There is absolutely no reason to hold client assets outside the safety of a neutral, regulated third-party custodian;and trading can be executed, cleared, and settled without having custody of client collateral, without becoming a counterparty to trades (novation), and without balance sheet dependencies. By eliminating assets at exchanges, bilateral credit lines and all related risks, including bilateral settlement, parties can keep assets with their custodian of choice. Via a custodian agnostic approach, institutions can face each other without moving assets from their custodian by using cryptographically proven, guaranteed trust rather than requiring custody by exchanges and bilateral settlement with OTC desks and market makers. This eliminates the silos created by single custodian solutions and the concentration risk of an overweight amount of assets being housed with one entity.
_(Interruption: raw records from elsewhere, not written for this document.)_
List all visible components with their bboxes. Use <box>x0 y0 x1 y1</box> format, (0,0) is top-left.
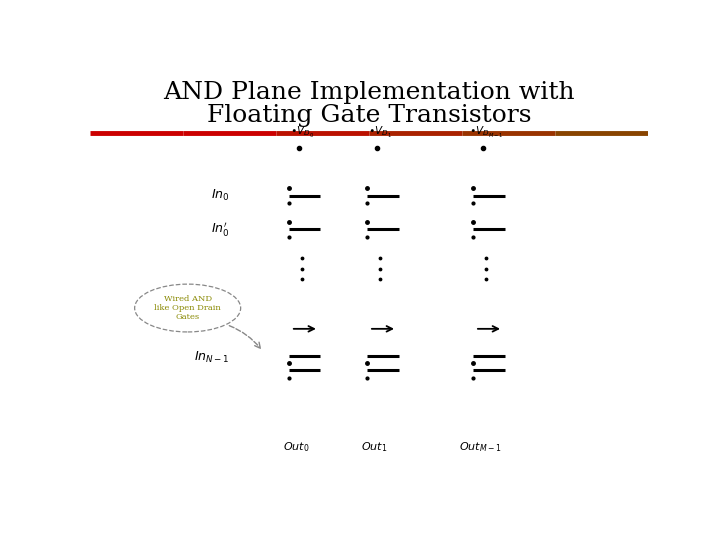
Text: $Out_0$: $Out_0$ <box>283 440 310 454</box>
Text: Floating Gate Transistors: Floating Gate Transistors <box>207 104 531 127</box>
Text: Wired AND
like Open Drain
Gates: Wired AND like Open Drain Gates <box>154 295 221 321</box>
Text: $\bullet V_{D_0}$: $\bullet V_{D_0}$ <box>290 125 314 140</box>
Text: $\bullet V_{D_1}$: $\bullet V_{D_1}$ <box>368 125 392 140</box>
Text: AND Plane Implementation with: AND Plane Implementation with <box>163 82 575 104</box>
Text: $\bullet V_{D_{M-1}}$: $\bullet V_{D_{M-1}}$ <box>469 125 503 140</box>
Text: $In_{N-1}$: $In_{N-1}$ <box>194 350 230 366</box>
Text: $In_0'$: $In_0'$ <box>211 220 230 238</box>
Text: $In_0$: $In_0$ <box>211 188 230 204</box>
Text: $Out_1$: $Out_1$ <box>361 440 388 454</box>
Text: $Out_{M-1}$: $Out_{M-1}$ <box>459 440 502 454</box>
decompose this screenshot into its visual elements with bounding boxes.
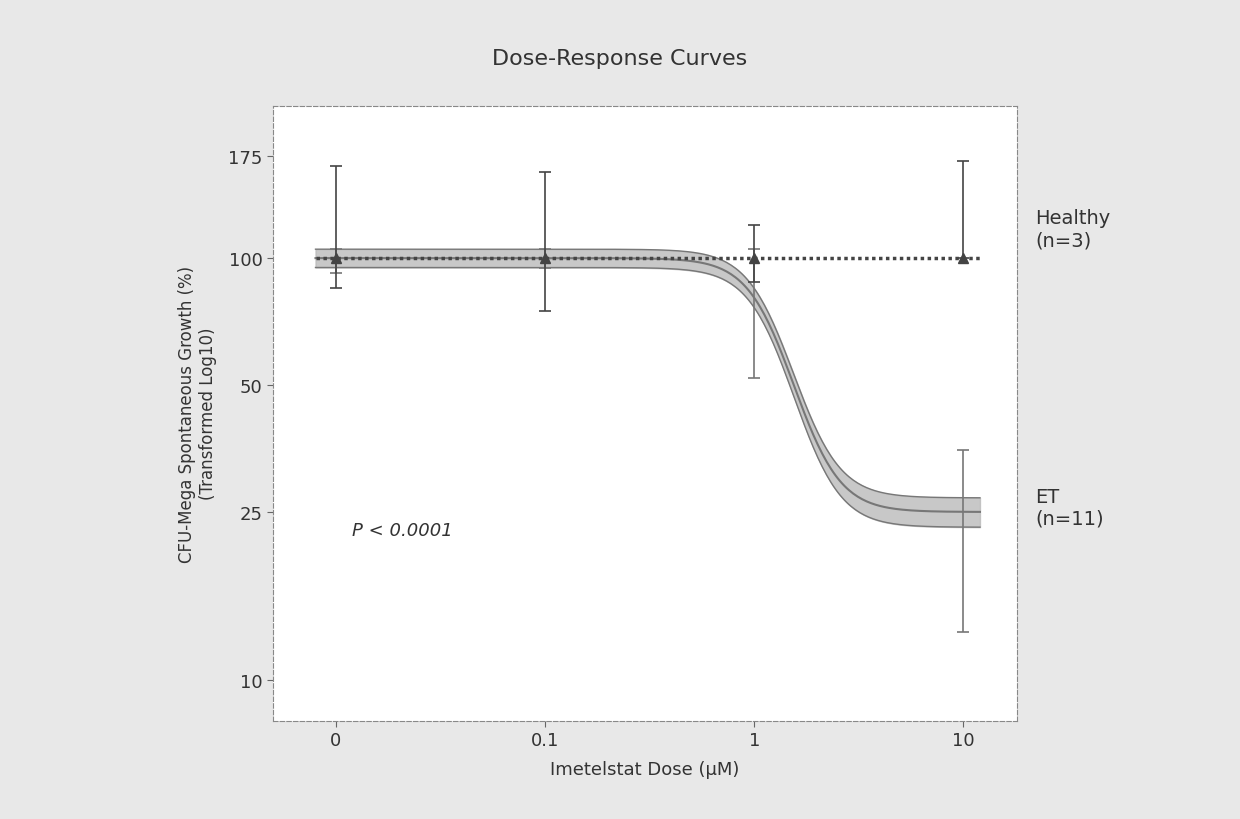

Through an ‘atomic exchange’ of value, tokenized assets on a multi-ledger Layer 2 blockchain allow every transaction to be verified and guaranteed with real-time clearing and settlement, eliminating trust and risk concerns. All liquidity from market makers, institutional and retail exchanges, as well as other institutional clients are tradable from a single account at any custodian and with zero credit risk. Cross-custodian net settlement allows institutions to trade with each other regardless of who their custodian is, with cross-margining, continuous netting, and periodic net settlement movements performed custodian-to-custodian, also via the atomic exchange.

Placing the puck where the regulators will skate

The solutions discussed above are not a pipe dream and represent a functioning system and network that is up and running and scaled to facilitate the growth of this burgeoning asset class. In addition to risk mitigation, it simultaneously paves the way for a more solid regulatory and compliance footing by delivering investor protections with technological enforcement. We are therefore meeting regulators along the way by putting fiduciaries and investor interests first and providing full transparency with cryptographic provability of all transactions.

Further regulatory and compliance benefits include the elimination of counterparty credit and settlement risk, elimination of the custodial exchange model, eliminating risky bilateral settlement, and reducing systemic risk by eliminating the need for a central counterparty or guarantor. Lastly, this approach also creates a network of counterparties that are AML/KYC’d by BSA regulated entities, such as bank and trust company custodians, broker dealers and FCMs, invoking information sharing provisions that make it easier to identify and eliminate bad actors.